Here’s an interesting side-note on today’s Gospel story. Some Biblical scholars think we should not include it in the contemporary lectionary. In other words, they prefer that this story NOT be read in our churches today.

And they have good reason. They point to the fact that a thread of anti-Semitism runs through the Gospels, and this story is part of that thread.

Jesus was a Jew preaching to Jews in their own synagogue in his hometown. And no sooner has he impressed them with his knowledge and skill than he insults them.

You think I’ve come here to be your servant, he says, and you will quote scripture to me to get me to heal those whom you deem worthy of being healed: your families, your community, your fellow Jews.

But I’ve got news for you that you won’t like, Jesus continues, and it comes from your very same scriptures. And the news is, God heals Gentiles too, even when Jews are left starving and dying.

Today we the Gentiles know that we’re chosen too! We’re God’s people too! We have a deal with God as well. We call it the New Covenant or New Testament.

So I think this is a valuable story for us to read today. It challenges us to recognize that we too do not get to turn our chosenness back on God and get angry that God chooses others as well. The challenge for us is accepting that having a deal with us does not limit or prevent God having deals with others.

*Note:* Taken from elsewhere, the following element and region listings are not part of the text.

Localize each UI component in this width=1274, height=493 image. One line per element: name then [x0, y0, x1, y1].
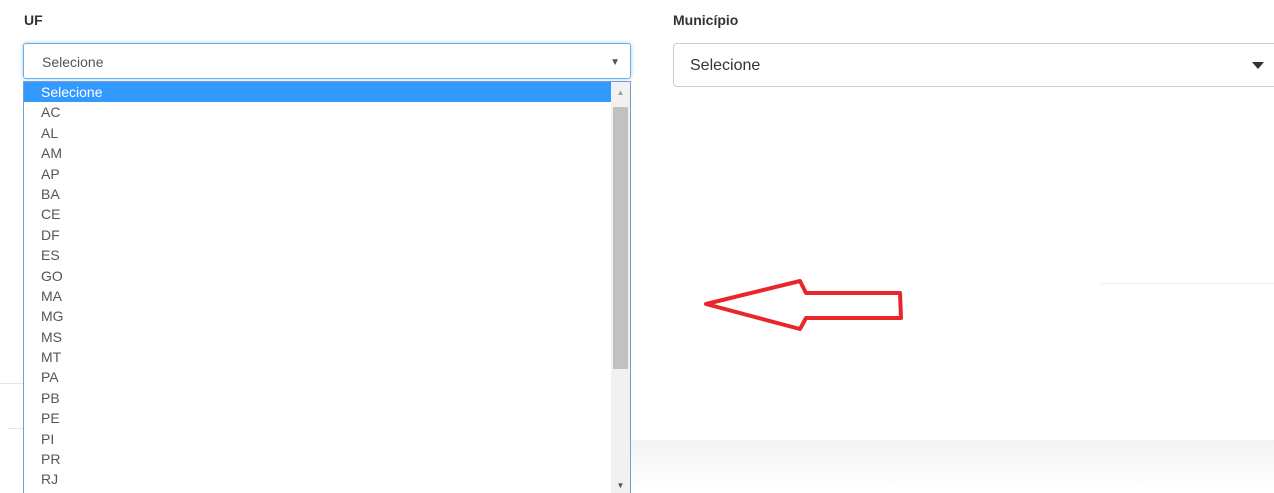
municipio-select[interactable]: Selecione: [673, 43, 1274, 87]
uf-option[interactable]: AP: [24, 164, 612, 184]
divider: [8, 428, 23, 429]
uf-select-value: Selecione: [42, 54, 104, 70]
background-band: [631, 440, 1274, 493]
uf-option[interactable]: MG: [24, 306, 612, 326]
uf-option[interactable]: BA: [24, 184, 612, 204]
municipio-select-value: Selecione: [690, 57, 761, 74]
uf-option[interactable]: ES: [24, 245, 612, 265]
left-arrow-annotation: [704, 279, 903, 331]
uf-options-list: Selecione AC AL AM AP BA CE DF ES GO MA MG MS MT PA PB P…: [24, 82, 612, 490]
divider: [1100, 283, 1274, 284]
uf-option[interactable]: MA: [24, 286, 612, 306]
uf-option[interactable]: GO: [24, 266, 612, 286]
chevron-down-icon: ▼: [610, 57, 620, 68]
uf-option[interactable]: AM: [24, 143, 612, 163]
uf-option[interactable]: PA: [24, 367, 612, 387]
uf-option[interactable]: AL: [24, 123, 612, 143]
caret-down-icon: [1252, 62, 1264, 69]
scrollbar-thumb[interactable]: [613, 107, 628, 369]
uf-option[interactable]: CE: [24, 204, 612, 224]
divider: [0, 383, 23, 384]
municipio-label: Município: [673, 12, 739, 28]
uf-option[interactable]: PE: [24, 408, 612, 428]
uf-option[interactable]: RJ: [24, 469, 612, 489]
uf-option[interactable]: MT: [24, 347, 612, 367]
scrollbar[interactable]: ▲ ▼: [611, 82, 630, 493]
uf-option[interactable]: DF: [24, 225, 612, 245]
scroll-up-icon[interactable]: ▲: [611, 84, 630, 101]
scroll-down-icon[interactable]: ▼: [611, 477, 630, 493]
uf-option[interactable]: AC: [24, 102, 612, 122]
uf-label: UF: [24, 12, 43, 28]
uf-option[interactable]: PR: [24, 449, 612, 469]
uf-option[interactable]: PI: [24, 429, 612, 449]
uf-option[interactable]: PB: [24, 388, 612, 408]
uf-select[interactable]: Selecione ▼: [23, 43, 631, 79]
uf-option[interactable]: Selecione: [24, 82, 612, 103]
uf-option[interactable]: MS: [24, 327, 612, 347]
uf-dropdown-list[interactable]: Selecione AC AL AM AP BA CE DF ES GO MA MG MS MT PA PB P…: [23, 81, 631, 493]
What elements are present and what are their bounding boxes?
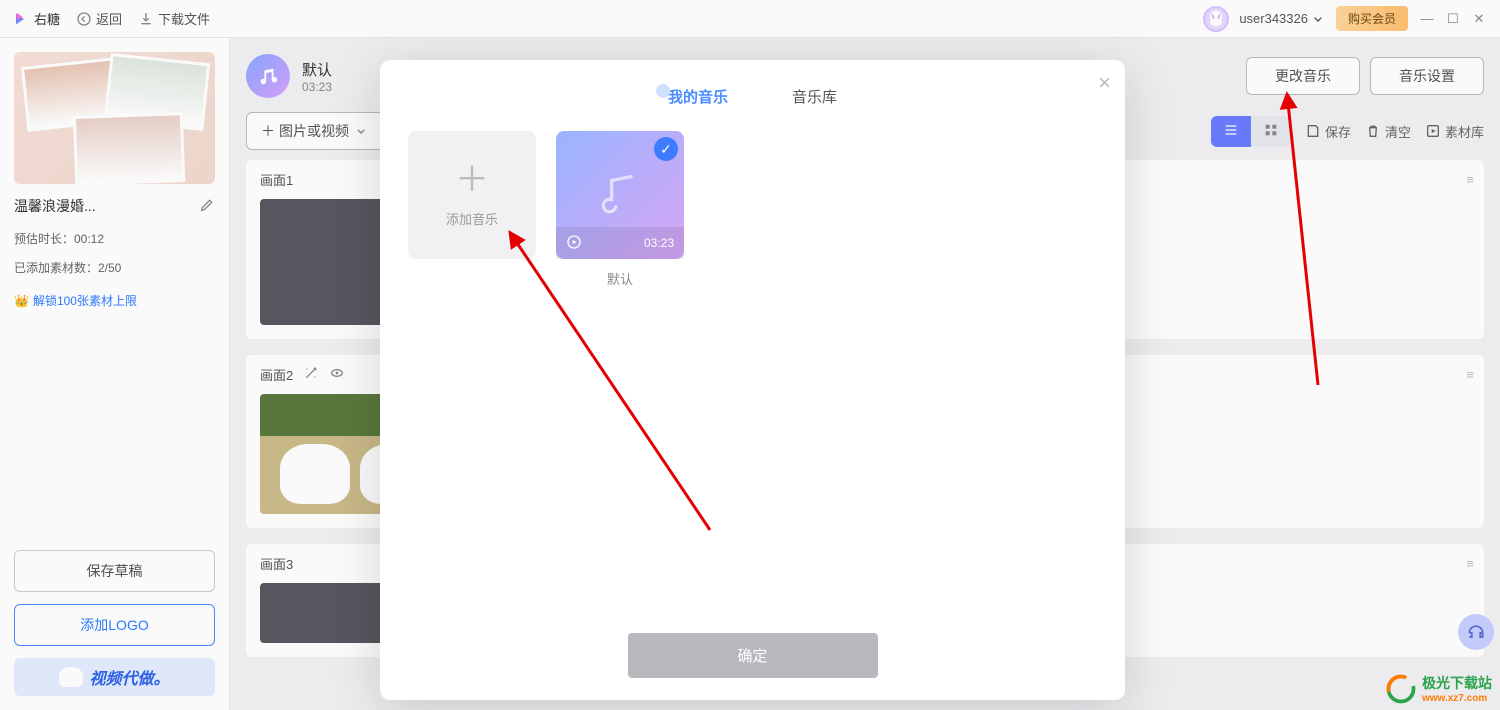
tab-music-library[interactable]: 音乐库	[790, 82, 839, 111]
track-duration: 03:23	[644, 236, 674, 250]
modal-close-button[interactable]: ×	[1098, 70, 1111, 96]
tab-my-music[interactable]: 我的音乐	[666, 82, 730, 111]
music-modal: × 我的音乐 音乐库 ＋ 添加音乐 ✓ 03:23	[380, 60, 1125, 700]
watermark-url: www.xz7.com	[1422, 693, 1492, 704]
add-music-label: 添加音乐	[446, 209, 498, 228]
note-icon	[595, 168, 645, 229]
watermark-title: 极光下载站	[1422, 673, 1492, 693]
play-icon[interactable]	[566, 234, 582, 253]
plus-icon: ＋	[455, 163, 489, 197]
watermark: 极光下载站 www.xz7.com	[1386, 673, 1492, 704]
track-name: 默认	[556, 269, 684, 288]
watermark-icon	[1386, 674, 1416, 704]
music-track-tile[interactable]: ✓ 03:23	[556, 131, 684, 259]
selected-check-icon: ✓	[654, 137, 678, 161]
confirm-button[interactable]: 确定	[628, 633, 878, 678]
add-music-button[interactable]: ＋ 添加音乐	[408, 131, 536, 259]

And perhaps the greatest challenge of all is figuring out who are our “Gentiles.” In other words, who are the peoples we most want God to NOT choose and NOT have a deal with? Who are the people we are quite certain have not earned a place in God’s kingdom?

When we can face and come to terms with our own tendency to construct God in our image and to expect God to use our criteria for entrance into the kingdom, then we can begin to follow—not just believe in, but follow—Jesus into the servant ministry he chose for himself... and calls us to, every time he says, "Follow me."